In my pre-MBA sales career, I did not like it when prospects asked for the price of a product/service; before I had the chance to determine which product/service was ideal for them and to demonstrate the value of this particular offering. As I result, I delayed answering the question by stating, “Well it depends. Until we discuss your needs and interests, I have no way of knowing what we may recommend or what it may cost.”
Likewise, one of my pet peeves during my current job search is when potential employers persistently demand my previous base salary – since I never provide my salary expectations. Then use this information to screen me out when my previous salary exceeds their desired salary range.
I have heard one of the main reasons employers ask the salary question early in the process is to make sure potential candidates fit within their desired range; since it may be a waste of time to interview “under qualified” and “overqualified” candidates whose salary expectations are below or above this range, respectively. The problem with persistently demanding that potential employees provide an answer to the salary question early in the interview process (like during the phone screen) is that potential employees lack sufficient information to accurately answer it.
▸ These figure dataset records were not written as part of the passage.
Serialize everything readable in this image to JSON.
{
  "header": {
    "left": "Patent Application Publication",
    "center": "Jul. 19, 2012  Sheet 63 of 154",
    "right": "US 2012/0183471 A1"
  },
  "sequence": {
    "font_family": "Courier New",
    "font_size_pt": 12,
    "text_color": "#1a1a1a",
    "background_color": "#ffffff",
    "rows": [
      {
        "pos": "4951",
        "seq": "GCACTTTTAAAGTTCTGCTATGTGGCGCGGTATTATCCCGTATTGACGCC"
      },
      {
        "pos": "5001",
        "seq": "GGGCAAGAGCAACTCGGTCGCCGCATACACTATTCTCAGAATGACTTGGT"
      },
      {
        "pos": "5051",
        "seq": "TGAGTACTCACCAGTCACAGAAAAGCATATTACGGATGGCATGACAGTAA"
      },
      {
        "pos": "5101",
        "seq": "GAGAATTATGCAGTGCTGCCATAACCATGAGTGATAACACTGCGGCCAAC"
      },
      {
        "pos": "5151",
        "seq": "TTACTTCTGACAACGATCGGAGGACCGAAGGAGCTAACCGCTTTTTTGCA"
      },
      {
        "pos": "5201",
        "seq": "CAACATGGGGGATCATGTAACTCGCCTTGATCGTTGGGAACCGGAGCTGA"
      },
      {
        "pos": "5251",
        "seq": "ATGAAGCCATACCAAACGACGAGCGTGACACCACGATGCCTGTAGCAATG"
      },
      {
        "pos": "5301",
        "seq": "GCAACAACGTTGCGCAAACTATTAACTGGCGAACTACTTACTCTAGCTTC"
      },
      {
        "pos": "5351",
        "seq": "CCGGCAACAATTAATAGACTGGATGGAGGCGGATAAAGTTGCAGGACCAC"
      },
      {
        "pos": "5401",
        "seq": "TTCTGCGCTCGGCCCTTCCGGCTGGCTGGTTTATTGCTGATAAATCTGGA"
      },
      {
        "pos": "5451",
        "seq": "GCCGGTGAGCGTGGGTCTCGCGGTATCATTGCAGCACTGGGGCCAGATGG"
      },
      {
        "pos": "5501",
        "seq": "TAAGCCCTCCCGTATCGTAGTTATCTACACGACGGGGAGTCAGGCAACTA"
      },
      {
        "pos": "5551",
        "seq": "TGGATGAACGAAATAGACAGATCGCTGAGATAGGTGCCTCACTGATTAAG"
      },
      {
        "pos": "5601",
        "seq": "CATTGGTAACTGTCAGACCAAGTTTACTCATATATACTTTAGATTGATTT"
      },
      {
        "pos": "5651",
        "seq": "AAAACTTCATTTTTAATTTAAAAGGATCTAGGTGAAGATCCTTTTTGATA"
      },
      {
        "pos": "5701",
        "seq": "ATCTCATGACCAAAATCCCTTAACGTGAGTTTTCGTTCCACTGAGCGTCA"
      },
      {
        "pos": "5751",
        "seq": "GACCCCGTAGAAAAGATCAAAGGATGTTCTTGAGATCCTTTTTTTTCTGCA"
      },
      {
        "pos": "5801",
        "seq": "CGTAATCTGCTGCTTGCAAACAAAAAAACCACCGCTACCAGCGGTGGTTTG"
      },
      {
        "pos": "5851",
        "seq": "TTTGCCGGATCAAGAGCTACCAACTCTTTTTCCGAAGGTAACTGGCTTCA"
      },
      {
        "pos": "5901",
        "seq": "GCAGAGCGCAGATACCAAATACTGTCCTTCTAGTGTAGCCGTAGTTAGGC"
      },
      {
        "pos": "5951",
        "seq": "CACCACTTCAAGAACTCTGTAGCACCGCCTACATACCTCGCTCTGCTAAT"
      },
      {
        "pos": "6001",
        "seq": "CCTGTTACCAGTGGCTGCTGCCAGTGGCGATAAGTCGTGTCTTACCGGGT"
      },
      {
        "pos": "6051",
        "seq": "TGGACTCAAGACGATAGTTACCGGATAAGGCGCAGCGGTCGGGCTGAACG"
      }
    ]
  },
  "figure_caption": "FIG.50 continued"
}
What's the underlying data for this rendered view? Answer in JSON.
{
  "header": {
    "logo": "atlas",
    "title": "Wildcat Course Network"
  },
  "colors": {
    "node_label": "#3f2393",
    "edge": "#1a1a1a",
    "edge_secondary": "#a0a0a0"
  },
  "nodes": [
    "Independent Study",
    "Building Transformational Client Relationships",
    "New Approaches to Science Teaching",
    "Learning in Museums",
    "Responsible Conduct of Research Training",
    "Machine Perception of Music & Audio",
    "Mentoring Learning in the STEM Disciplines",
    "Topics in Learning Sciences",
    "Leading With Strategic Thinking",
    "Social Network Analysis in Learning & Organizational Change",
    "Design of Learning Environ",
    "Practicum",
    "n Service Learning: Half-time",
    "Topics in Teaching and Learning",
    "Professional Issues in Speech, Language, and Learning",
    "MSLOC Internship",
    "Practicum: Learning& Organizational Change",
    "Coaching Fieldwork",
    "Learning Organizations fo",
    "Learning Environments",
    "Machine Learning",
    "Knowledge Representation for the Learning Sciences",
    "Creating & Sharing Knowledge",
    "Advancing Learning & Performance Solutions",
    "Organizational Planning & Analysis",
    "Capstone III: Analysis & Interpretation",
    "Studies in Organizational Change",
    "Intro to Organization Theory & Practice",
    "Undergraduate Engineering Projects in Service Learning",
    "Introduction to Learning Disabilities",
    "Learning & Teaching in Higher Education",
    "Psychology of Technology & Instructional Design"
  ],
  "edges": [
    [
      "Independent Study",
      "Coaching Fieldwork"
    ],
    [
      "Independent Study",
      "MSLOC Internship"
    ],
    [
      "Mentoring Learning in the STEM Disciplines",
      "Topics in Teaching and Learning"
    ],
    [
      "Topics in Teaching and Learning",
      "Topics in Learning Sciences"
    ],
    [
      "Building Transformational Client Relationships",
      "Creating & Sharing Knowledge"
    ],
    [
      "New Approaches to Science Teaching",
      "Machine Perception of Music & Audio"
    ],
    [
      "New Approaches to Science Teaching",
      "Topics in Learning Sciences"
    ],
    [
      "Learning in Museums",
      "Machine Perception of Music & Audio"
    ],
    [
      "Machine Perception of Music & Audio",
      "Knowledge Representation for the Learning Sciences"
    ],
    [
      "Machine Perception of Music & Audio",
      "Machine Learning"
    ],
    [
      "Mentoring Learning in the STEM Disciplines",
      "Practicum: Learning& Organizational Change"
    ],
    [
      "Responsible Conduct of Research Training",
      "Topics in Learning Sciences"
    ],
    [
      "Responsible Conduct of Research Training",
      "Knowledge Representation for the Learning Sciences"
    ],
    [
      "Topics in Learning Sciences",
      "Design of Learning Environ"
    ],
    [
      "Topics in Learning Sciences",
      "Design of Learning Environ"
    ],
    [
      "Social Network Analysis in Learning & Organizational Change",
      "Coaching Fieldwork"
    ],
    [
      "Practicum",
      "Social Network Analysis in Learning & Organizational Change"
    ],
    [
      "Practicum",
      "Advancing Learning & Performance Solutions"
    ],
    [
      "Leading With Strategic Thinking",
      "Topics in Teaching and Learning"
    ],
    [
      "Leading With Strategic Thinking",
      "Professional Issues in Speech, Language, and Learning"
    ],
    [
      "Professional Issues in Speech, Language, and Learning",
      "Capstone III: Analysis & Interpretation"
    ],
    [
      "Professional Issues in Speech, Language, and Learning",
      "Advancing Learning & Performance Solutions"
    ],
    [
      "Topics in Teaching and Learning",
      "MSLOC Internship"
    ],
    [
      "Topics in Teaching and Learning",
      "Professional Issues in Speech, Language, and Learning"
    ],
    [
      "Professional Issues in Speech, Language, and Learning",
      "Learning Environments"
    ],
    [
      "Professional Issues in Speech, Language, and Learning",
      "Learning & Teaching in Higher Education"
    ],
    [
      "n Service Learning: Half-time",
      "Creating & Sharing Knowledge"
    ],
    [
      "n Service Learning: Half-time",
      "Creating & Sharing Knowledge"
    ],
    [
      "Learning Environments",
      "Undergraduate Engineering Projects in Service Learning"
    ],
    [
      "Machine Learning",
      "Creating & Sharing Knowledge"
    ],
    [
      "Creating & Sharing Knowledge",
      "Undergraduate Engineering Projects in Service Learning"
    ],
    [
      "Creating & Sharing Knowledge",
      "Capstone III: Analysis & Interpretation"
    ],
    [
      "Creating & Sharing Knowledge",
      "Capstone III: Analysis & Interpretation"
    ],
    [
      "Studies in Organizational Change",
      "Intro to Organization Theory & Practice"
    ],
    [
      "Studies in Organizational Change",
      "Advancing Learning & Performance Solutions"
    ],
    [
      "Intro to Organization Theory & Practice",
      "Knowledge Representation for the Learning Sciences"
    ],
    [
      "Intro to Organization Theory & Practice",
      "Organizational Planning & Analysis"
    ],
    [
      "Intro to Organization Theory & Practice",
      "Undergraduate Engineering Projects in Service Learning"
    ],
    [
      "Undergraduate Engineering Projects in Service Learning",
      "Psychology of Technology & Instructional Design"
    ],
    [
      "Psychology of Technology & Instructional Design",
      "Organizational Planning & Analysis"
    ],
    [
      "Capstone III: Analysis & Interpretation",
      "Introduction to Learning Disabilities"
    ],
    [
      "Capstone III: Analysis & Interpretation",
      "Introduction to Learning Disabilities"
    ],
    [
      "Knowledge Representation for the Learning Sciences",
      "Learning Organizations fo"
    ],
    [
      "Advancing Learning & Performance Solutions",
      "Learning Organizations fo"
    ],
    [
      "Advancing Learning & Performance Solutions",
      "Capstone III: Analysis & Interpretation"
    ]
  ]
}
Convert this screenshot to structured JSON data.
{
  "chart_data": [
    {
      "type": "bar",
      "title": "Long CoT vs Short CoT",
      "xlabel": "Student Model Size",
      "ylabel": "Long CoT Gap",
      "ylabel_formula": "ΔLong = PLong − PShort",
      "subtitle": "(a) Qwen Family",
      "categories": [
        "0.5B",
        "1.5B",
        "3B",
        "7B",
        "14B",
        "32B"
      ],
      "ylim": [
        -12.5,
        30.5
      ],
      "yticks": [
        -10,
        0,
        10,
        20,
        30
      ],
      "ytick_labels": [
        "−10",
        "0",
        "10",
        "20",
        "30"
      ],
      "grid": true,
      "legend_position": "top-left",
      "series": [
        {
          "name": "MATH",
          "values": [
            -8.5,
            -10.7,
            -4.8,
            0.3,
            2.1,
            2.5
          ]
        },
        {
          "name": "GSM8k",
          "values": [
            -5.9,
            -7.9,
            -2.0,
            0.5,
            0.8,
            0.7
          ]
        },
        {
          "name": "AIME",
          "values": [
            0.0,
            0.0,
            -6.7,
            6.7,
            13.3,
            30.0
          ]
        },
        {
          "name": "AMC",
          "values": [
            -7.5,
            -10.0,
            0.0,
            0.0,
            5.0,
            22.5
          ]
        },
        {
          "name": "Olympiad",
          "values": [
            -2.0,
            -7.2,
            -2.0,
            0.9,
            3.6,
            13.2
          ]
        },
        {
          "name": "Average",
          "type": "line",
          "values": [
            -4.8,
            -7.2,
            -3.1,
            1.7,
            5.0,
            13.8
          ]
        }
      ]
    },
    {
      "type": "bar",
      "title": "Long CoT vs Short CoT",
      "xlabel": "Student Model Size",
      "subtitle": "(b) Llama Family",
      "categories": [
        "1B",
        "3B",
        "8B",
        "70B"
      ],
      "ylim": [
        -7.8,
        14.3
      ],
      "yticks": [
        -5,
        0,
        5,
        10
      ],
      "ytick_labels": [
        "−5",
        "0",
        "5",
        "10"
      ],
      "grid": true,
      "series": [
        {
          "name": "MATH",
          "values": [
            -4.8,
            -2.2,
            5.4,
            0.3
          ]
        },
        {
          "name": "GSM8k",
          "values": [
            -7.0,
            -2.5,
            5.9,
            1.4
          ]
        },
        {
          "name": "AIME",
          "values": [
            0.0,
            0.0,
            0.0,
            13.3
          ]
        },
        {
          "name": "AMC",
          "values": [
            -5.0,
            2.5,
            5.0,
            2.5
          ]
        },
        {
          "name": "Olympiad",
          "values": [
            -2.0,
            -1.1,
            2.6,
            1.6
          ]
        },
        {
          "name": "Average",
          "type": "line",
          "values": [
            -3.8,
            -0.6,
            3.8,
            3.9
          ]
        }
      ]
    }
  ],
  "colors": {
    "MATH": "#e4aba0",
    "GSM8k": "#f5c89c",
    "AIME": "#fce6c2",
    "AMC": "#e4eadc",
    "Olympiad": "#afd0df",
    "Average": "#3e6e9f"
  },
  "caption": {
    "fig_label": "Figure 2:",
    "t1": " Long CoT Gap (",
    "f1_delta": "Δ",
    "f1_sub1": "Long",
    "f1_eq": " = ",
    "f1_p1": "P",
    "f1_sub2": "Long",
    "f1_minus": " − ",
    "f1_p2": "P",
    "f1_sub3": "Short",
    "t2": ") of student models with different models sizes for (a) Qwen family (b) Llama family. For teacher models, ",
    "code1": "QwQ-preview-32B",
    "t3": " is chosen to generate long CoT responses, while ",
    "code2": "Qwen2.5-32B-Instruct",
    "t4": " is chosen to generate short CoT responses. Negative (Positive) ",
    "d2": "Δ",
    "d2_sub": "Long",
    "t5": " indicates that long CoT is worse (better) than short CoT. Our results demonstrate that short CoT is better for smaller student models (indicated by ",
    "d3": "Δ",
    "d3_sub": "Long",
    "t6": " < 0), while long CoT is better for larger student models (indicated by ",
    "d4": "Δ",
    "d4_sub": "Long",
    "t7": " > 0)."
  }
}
For example, total salary compensation can consist of a base salary, bonuses, profit sharing, and other non-cash benefits and perks. Likewise, a salary with a higher base component does not guarantee that it will be the best total compensation when you take the other components into consideration. When you also consider factors such as the stability and future of the company, growth opportunities, company culture and values, and work-life balance; an offer with higher total salary compensation may not be the most attractive one.
However, as job seekers we know we cannot ask about benefits, salary, and etcetera early in the interview process; since it may place us in an unfavorable light with potential employers. Likewise, employers should not screen out potential employees strictly on salary expectations without taking other factors into consideration.
For example, early in my job search I made it to the final round interviews with a company for a position that required 4+ more years of experience than I had. Before the final round interviews, I had to fill out an online application. After conducting research using PayScale and other salary sites, I decided to provide my previous base salaries. Less than 15 minutes after submitting my application I received a call from the head of HR telling me in a frantic voice that my previous base salary exceeded the desired pay range for the position. I told her that my previous pay does not represent my salary expectations.
When I arrived to the final round interviews, it was obvious that they were not interested in interviewing me. The individual I was supposed to interview with told the receptionist to find someone else to interview me; as a result, my interviews started 45 minutes late. During these interviews I was told that the position required 4+ more years of experience than I had and was immediately asked, “How many years of experience do you have?”
On a few more occasions, I have been asked to provide my previous base salary since I consistently delayed directly answering the salary question by stating, “Until I have the chance to learn more about the company, position, and etcetera… I cannot provide a salary range. However, I am extremely confident you will make a competitive offer (if we reach this stage of the process).” Before I provided my previous base salary, I told the screeners that we were comparing apples and oranges (since my previous position was and still is different than corporate ones) and other factors needed to be considered such as work life balance when considering a potential offer. After I provided the information, they all stated wow your previous salary exceeds our desired pay range and I was not invited to proceed in the interview process.
Once again companies should not screen potential candidates out if their previous base salary is higher than what they want to pay without taking other factors into consideration. For example, let’s assume the company wants to pay a base salary of $100K for a position and the previous base salary of an applicant is $125K. Let’s also assume the other components of the salary compensation are the same.
The position that pays $100K has minimal travel, a merit-based culture with minimal politics, stability, and an excellent work life balance (with an average 40 hour work week or $48 hourly rate).
The previous position that paid $125K required weekly travel, had a culture driven predominantly by politics and less merit; low stability due to high pressure, political driven up or out policies; and a not so good work life balance (with an average 60 hour work week or $40 hourly rate).
Would you decline the $100K base salary position? Probably not.
In conclusion, employers should not screen out potential employees if their previous base salary exceeds the employers’ desired base salary range without taking other factors into consideration. Let me know if you agree, agree to disagree, or disagree.